11 The learned Counsel for the defence drew our attention to the decision reported in In re Setty 17 Mys LJ 238 (A). That does not seem to support the contention of the learned Counsel for the appellant What that decision points out is that evidence of similar and unconnected acts of an accused are inadmissible under Section 11, Evidence Act rendering the crime charged with, more probable.
We do not propose to make use of the, statements Exts. P-25(a) and P-26(a) to probabilise that the appellant must have committed the offences in this case also: but, as pointed out in that very case, evidence of such transactions can be admitted under Sections 14 and 15, Evidence Act as evidence of intention or knowledge and also to rebut even by anticipation the defence of accident, mistake or other innocent condition of mind, as pointed out in the decision reported in 35 Mys CCR 319 (B).
In the present case, the intention which can be gathered from the conduct of the appellant-accused at the time he is said to have committed the offences becomes a relevant fact and, therefore, evidence of similar transactions, both prior and subsequent to the occurrence, must be held to be admissible. It was urged By the learned Counsel for the appellant that the learned Sessions Judge should not have taken the statements Exts. P-25(a) and P-26(a) into consideration inasmuch as the cases in which those statements were made were still pending at the time when this case was disposed of.
We do not think that the pendency of those two cases should have made any difference with respect to the admission of these statements. What was intended to be made use of was only the answers given by the accused in those cases when he was examined under Section 342, Cr. P.C. In this connection, we would like to reproduce the observations made in Halsbury's Laws of England, Second Edition, Vol. XIII, para 641, quoted by the learned Sessions Judge in the course of his judgment:.In general, wherever it is necessary to rebut (even by anticipation) the defence of accident, mistake, or other innocent condition of mind, evidence that the defendant has been concerned in a systematic course of conduct of the same specific kind as that in question may be given.
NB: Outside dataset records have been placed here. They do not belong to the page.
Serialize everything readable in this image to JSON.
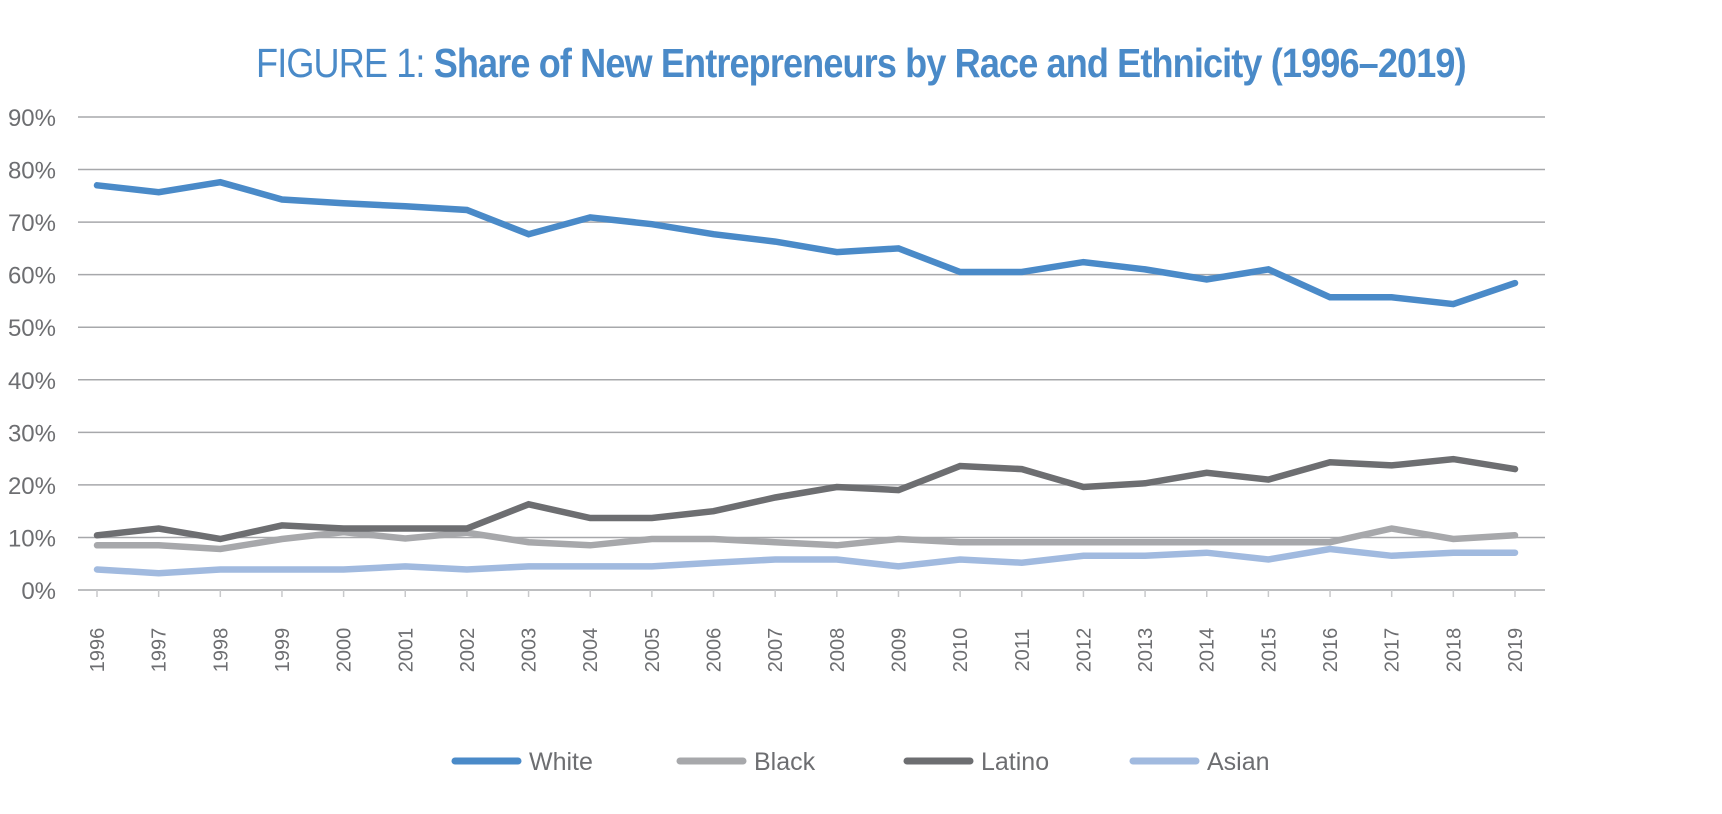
{
  "chart_data": {
    "type": "line",
    "title_prefix": "FIGURE 1:",
    "title": "Share of New Entrepreneurs by Race and Ethnicity (1996–2019)",
    "xlabel": "",
    "ylabel": "",
    "ylim": [
      0,
      90
    ],
    "yticks": [
      0,
      10,
      20,
      30,
      40,
      50,
      60,
      70,
      80,
      90
    ],
    "ytick_labels": [
      "0%",
      "10%",
      "20%",
      "30%",
      "40%",
      "50%",
      "60%",
      "70%",
      "80%",
      "90%"
    ],
    "grid": true,
    "legend_position": "bottom-center",
    "categories": [
      "1996",
      "1997",
      "1998",
      "1999",
      "2000",
      "2001",
      "2002",
      "2003",
      "2004",
      "2005",
      "2006",
      "2007",
      "2008",
      "2009",
      "2010",
      "2011",
      "2012",
      "2013",
      "2014",
      "2015",
      "2016",
      "2017",
      "2018",
      "2019"
    ],
    "series": [
      {
        "name": "White",
        "color": "#4a8ac8",
        "values": [
          77.0,
          75.7,
          77.6,
          74.3,
          73.6,
          73.0,
          72.3,
          67.7,
          70.9,
          69.6,
          67.7,
          66.3,
          64.3,
          65.0,
          60.5,
          60.5,
          62.4,
          61.0,
          59.1,
          61.0,
          55.7,
          55.7,
          54.4,
          58.4
        ]
      },
      {
        "name": "Black",
        "color": "#a7a8ab",
        "values": [
          8.5,
          8.5,
          7.8,
          9.7,
          11.0,
          9.8,
          10.9,
          9.1,
          8.5,
          9.7,
          9.7,
          9.1,
          8.5,
          9.7,
          9.1,
          9.1,
          9.1,
          9.1,
          9.1,
          9.1,
          9.1,
          11.7,
          9.7,
          10.4
        ]
      },
      {
        "name": "Latino",
        "color": "#6d6e71",
        "values": [
          10.4,
          11.7,
          9.7,
          12.3,
          11.7,
          11.7,
          11.7,
          16.3,
          13.7,
          13.7,
          15.0,
          17.6,
          19.6,
          19.0,
          23.6,
          23.0,
          19.6,
          20.3,
          22.3,
          21.0,
          24.3,
          23.7,
          24.9,
          23.0
        ]
      },
      {
        "name": "Asian",
        "color": "#a1badf",
        "values": [
          3.9,
          3.2,
          3.9,
          3.9,
          3.9,
          4.5,
          3.9,
          4.5,
          4.5,
          4.5,
          5.2,
          5.8,
          5.8,
          4.5,
          5.8,
          5.2,
          6.5,
          6.5,
          7.1,
          5.8,
          7.8,
          6.5,
          7.1,
          7.1
        ]
      }
    ]
  }
}
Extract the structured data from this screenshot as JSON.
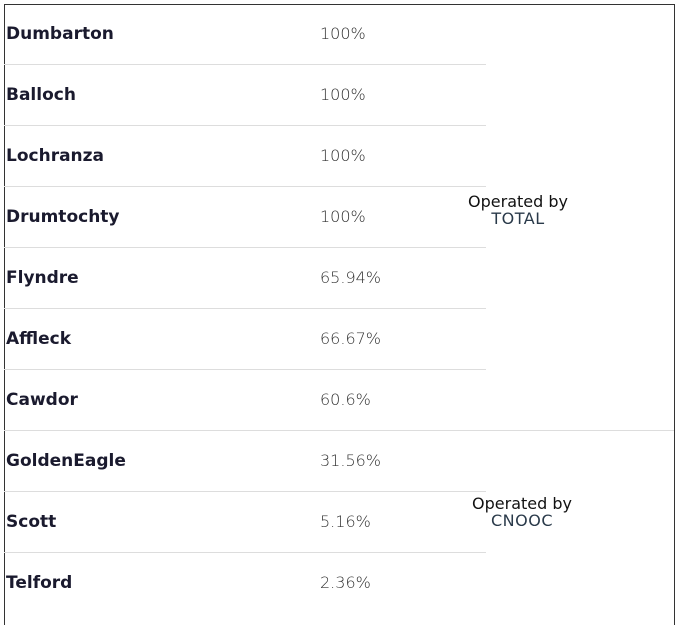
{
  "groups": [
    {
      "operated_label": "Operated by",
      "operator": "TOTAL",
      "rows": [
        {
          "name": "Dumbarton",
          "value": "100%"
        },
        {
          "name": "Balloch",
          "value": "100%"
        },
        {
          "name": "Lochranza",
          "value": "100%"
        },
        {
          "name": "Drumtochty",
          "value": "100%"
        },
        {
          "name": "Flyndre",
          "value": "65.94%"
        },
        {
          "name": "Affleck",
          "value": "66.67%"
        },
        {
          "name": "Cawdor",
          "value": "60.6%"
        }
      ]
    },
    {
      "operated_label": "Operated by",
      "operator": "CNOOC",
      "rows": [
        {
          "name": "GoldenEagle",
          "value": "31.56%"
        },
        {
          "name": "Scott",
          "value": "5.16%"
        },
        {
          "name": "Telford",
          "value": "2.36%"
        }
      ]
    }
  ]
}
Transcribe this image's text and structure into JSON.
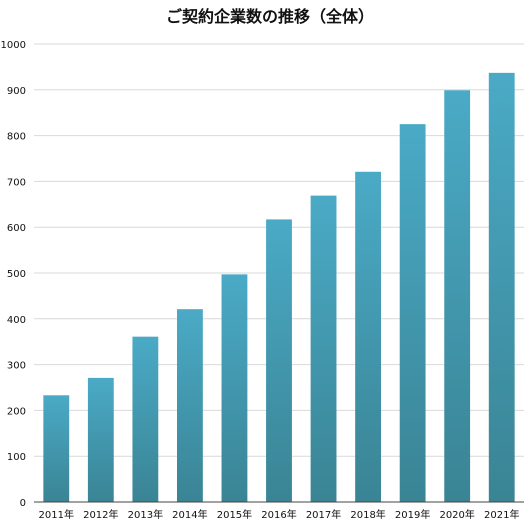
{
  "chart_data": {
    "type": "bar",
    "title": "ご契約企業数の推移（全体）",
    "xlabel": "",
    "ylabel": "",
    "categories": [
      "2011年",
      "2012年",
      "2013年",
      "2014年",
      "2015年",
      "2016年",
      "2017年",
      "2018年",
      "2019年",
      "2020年",
      "2021年"
    ],
    "values": [
      233,
      271,
      361,
      421,
      497,
      617,
      669,
      721,
      825,
      899,
      937
    ],
    "ylim": [
      0,
      1000
    ],
    "yticks": [
      "0",
      "100",
      "200",
      "300",
      "400",
      "500",
      "600",
      "700",
      "800",
      "900",
      "1000"
    ],
    "grid": true,
    "legend": "none",
    "colors": {
      "bar_top": "#4aaac6",
      "bar_bottom": "#3a8494",
      "grid": "#d9d9d9",
      "axis": "#444444"
    }
  }
}
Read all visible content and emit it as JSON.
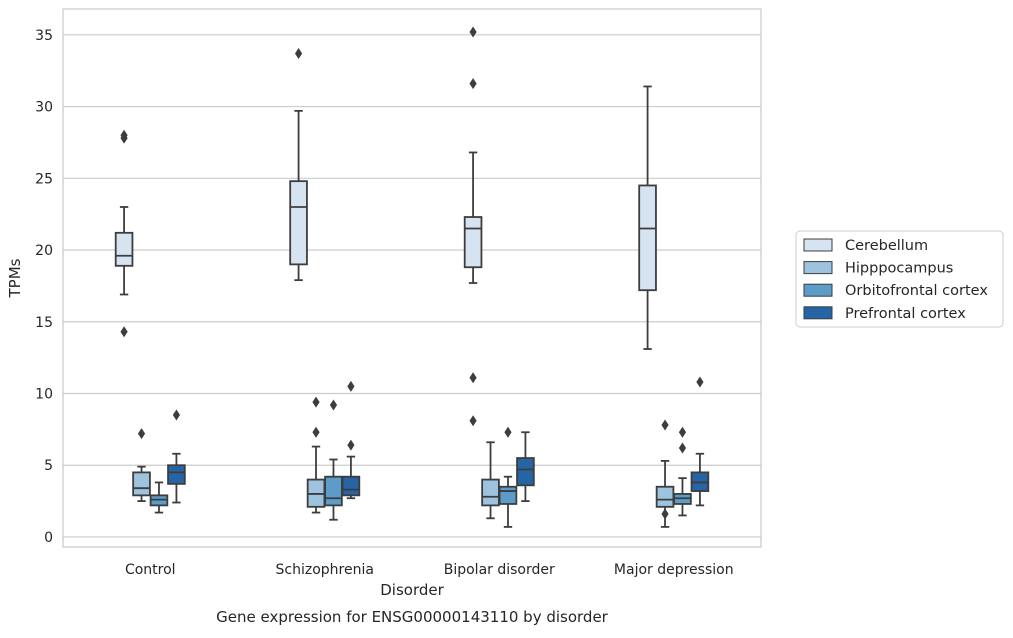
{
  "chart_data": {
    "type": "box",
    "title": "",
    "xlabel": "Disorder",
    "ylabel": "TPMs",
    "caption": "Gene expression for ENSG00000143110 by disorder",
    "categories": [
      "Control",
      "Schizophrenia",
      "Bipolar disorder",
      "Major depression"
    ],
    "y_ticks": [
      0,
      5,
      10,
      15,
      20,
      25,
      30,
      35
    ],
    "ylim": [
      -0.7,
      36.8
    ],
    "grid": "horizontal",
    "legend_position": "right",
    "series": [
      {
        "name": "Cerebellum",
        "color": "#d6e4f2",
        "boxes": [
          {
            "whisker_low": 16.9,
            "q1": 18.9,
            "median": 19.6,
            "q3": 21.2,
            "whisker_high": 23.0,
            "outliers": [
              28.0,
              27.8,
              14.3
            ]
          },
          {
            "whisker_low": 17.9,
            "q1": 19.0,
            "median": 23.0,
            "q3": 24.8,
            "whisker_high": 29.7,
            "outliers": [
              33.7
            ]
          },
          {
            "whisker_low": 17.7,
            "q1": 18.8,
            "median": 21.5,
            "q3": 22.3,
            "whisker_high": 26.8,
            "outliers": [
              35.2,
              31.6,
              11.1,
              8.1
            ]
          },
          {
            "whisker_low": 13.1,
            "q1": 17.2,
            "median": 21.5,
            "q3": 24.5,
            "whisker_high": 31.4,
            "outliers": []
          }
        ]
      },
      {
        "name": "Hipppocampus",
        "color": "#9dc3de",
        "boxes": [
          {
            "whisker_low": 2.5,
            "q1": 2.9,
            "median": 3.4,
            "q3": 4.5,
            "whisker_high": 4.9,
            "outliers": [
              7.2
            ]
          },
          {
            "whisker_low": 1.7,
            "q1": 2.1,
            "median": 3.0,
            "q3": 4.0,
            "whisker_high": 6.3,
            "outliers": [
              7.3,
              9.4
            ]
          },
          {
            "whisker_low": 1.3,
            "q1": 2.2,
            "median": 2.8,
            "q3": 4.0,
            "whisker_high": 6.6,
            "outliers": []
          },
          {
            "whisker_low": 0.7,
            "q1": 2.1,
            "median": 2.6,
            "q3": 3.5,
            "whisker_high": 5.3,
            "outliers": [
              1.6,
              7.8
            ]
          }
        ]
      },
      {
        "name": "Orbitofrontal cortex",
        "color": "#5b9cc9",
        "boxes": [
          {
            "whisker_low": 1.7,
            "q1": 2.2,
            "median": 2.6,
            "q3": 2.9,
            "whisker_high": 3.8,
            "outliers": []
          },
          {
            "whisker_low": 1.2,
            "q1": 2.2,
            "median": 2.7,
            "q3": 4.2,
            "whisker_high": 5.4,
            "outliers": [
              9.2
            ]
          },
          {
            "whisker_low": 0.7,
            "q1": 2.3,
            "median": 3.2,
            "q3": 3.5,
            "whisker_high": 4.2,
            "outliers": [
              7.3
            ]
          },
          {
            "whisker_low": 1.5,
            "q1": 2.3,
            "median": 2.7,
            "q3": 3.0,
            "whisker_high": 4.1,
            "outliers": [
              6.2,
              7.3
            ]
          }
        ]
      },
      {
        "name": "Prefrontal cortex",
        "color": "#2565a6",
        "boxes": [
          {
            "whisker_low": 2.4,
            "q1": 3.7,
            "median": 4.5,
            "q3": 5.0,
            "whisker_high": 5.8,
            "outliers": [
              8.5
            ]
          },
          {
            "whisker_low": 2.7,
            "q1": 2.9,
            "median": 3.3,
            "q3": 4.2,
            "whisker_high": 5.6,
            "outliers": [
              6.4,
              10.5
            ]
          },
          {
            "whisker_low": 2.5,
            "q1": 3.6,
            "median": 4.7,
            "q3": 5.5,
            "whisker_high": 7.3,
            "outliers": []
          },
          {
            "whisker_low": 2.2,
            "q1": 3.2,
            "median": 3.8,
            "q3": 4.5,
            "whisker_high": 5.8,
            "outliers": [
              10.8
            ]
          }
        ]
      }
    ]
  }
}
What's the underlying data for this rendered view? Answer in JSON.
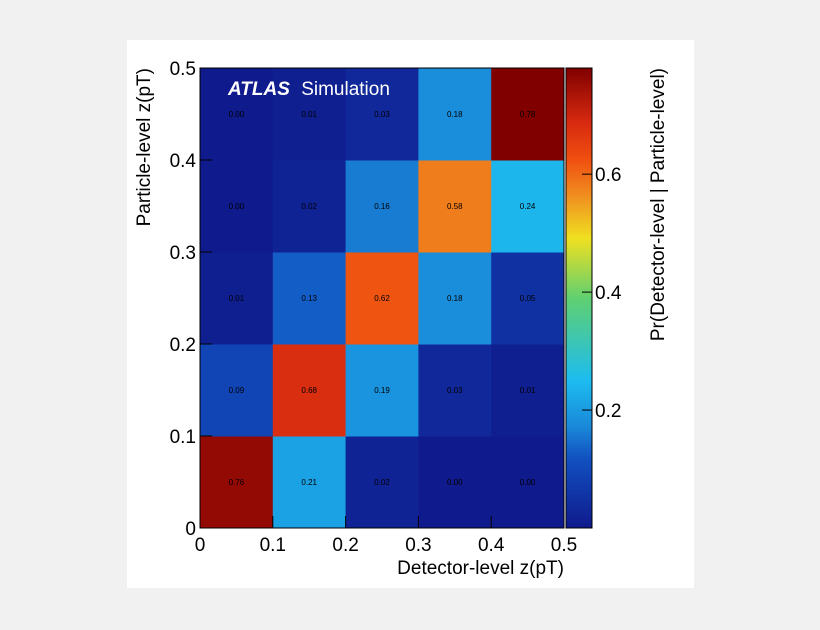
{
  "chart_data": {
    "type": "heatmap",
    "annotation": {
      "bold": "ATLAS",
      "text": "Simulation"
    },
    "xlabel": "Detector-level z(pT)",
    "ylabel": "Particle-level z(pT)",
    "colorbar_label": "Pr(Detector-level | Particle-level)",
    "xlim": [
      0,
      0.5
    ],
    "xticks": [
      0,
      0.1,
      0.2,
      0.3,
      0.4,
      0.5
    ],
    "ylim": [
      0,
      0.5
    ],
    "yticks": [
      0,
      0.1,
      0.2,
      0.3,
      0.4,
      0.5
    ],
    "zlim": [
      0,
      0.78
    ],
    "zticks": [
      0.2,
      0.4,
      0.6
    ],
    "colormap": [
      [
        0,
        "#0f1a8c"
      ],
      [
        0.15,
        "#1150c0"
      ],
      [
        0.22,
        "#1a88d8"
      ],
      [
        0.32,
        "#1cbcf0"
      ],
      [
        0.5,
        "#60d070"
      ],
      [
        0.63,
        "#f0e020"
      ],
      [
        0.72,
        "#f09020"
      ],
      [
        0.8,
        "#f05010"
      ],
      [
        0.88,
        "#d82a10"
      ],
      [
        1,
        "#800000"
      ]
    ],
    "z": [
      [
        0.76,
        0.21,
        0.02,
        0.0,
        0.0
      ],
      [
        0.09,
        0.68,
        0.19,
        0.03,
        0.01
      ],
      [
        0.01,
        0.13,
        0.62,
        0.18,
        0.05
      ],
      [
        0.0,
        0.02,
        0.16,
        0.58,
        0.24
      ],
      [
        0.0,
        0.01,
        0.03,
        0.18,
        0.78
      ]
    ],
    "value_labels": [
      [
        "0.76",
        "0.21",
        "0.02",
        "0.00",
        "0.00"
      ],
      [
        "0.09",
        "0.68",
        "0.19",
        "0.03",
        "0.01"
      ],
      [
        "0.01",
        "0.13",
        "0.62",
        "0.18",
        "0.05"
      ],
      [
        "0.00",
        "0.02",
        "0.16",
        "0.58",
        "0.24"
      ],
      [
        "0.00",
        "0.01",
        "0.03",
        "0.18",
        "0.78"
      ]
    ]
  }
}
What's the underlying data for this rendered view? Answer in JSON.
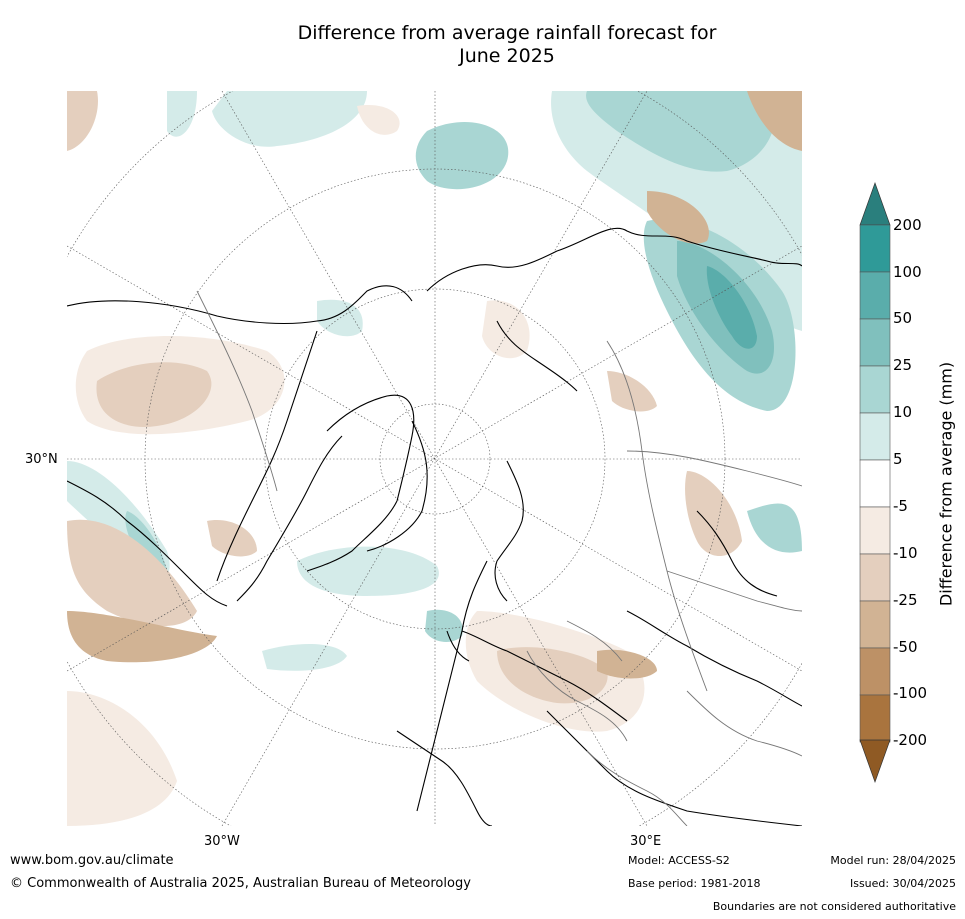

To admit evidence under this head, however, the other acts of which evidence is tendered must be of the same kind as that in question.
If the acts are sufficiently proximate, in point of time to be relevant to the case under consideration, they may be given in evidence whether done before or after the acts the subject of such case, and it is no objection that the similar facts are the subject of prior indictments on which the defendant has already been acquitted, or of separate indictments still to be tried.
Under these circumstances, we see no merit in any of the contentions urged on the side of the appellant. The decision of the learned Sessions Judge has to be affirmed.
12. In the result, the conviction of the appellant and the sentence passed on him are confirmed and this appeal stands dismissed. The accused will surrender to his bail and undergo the unexpired portion of his sentence.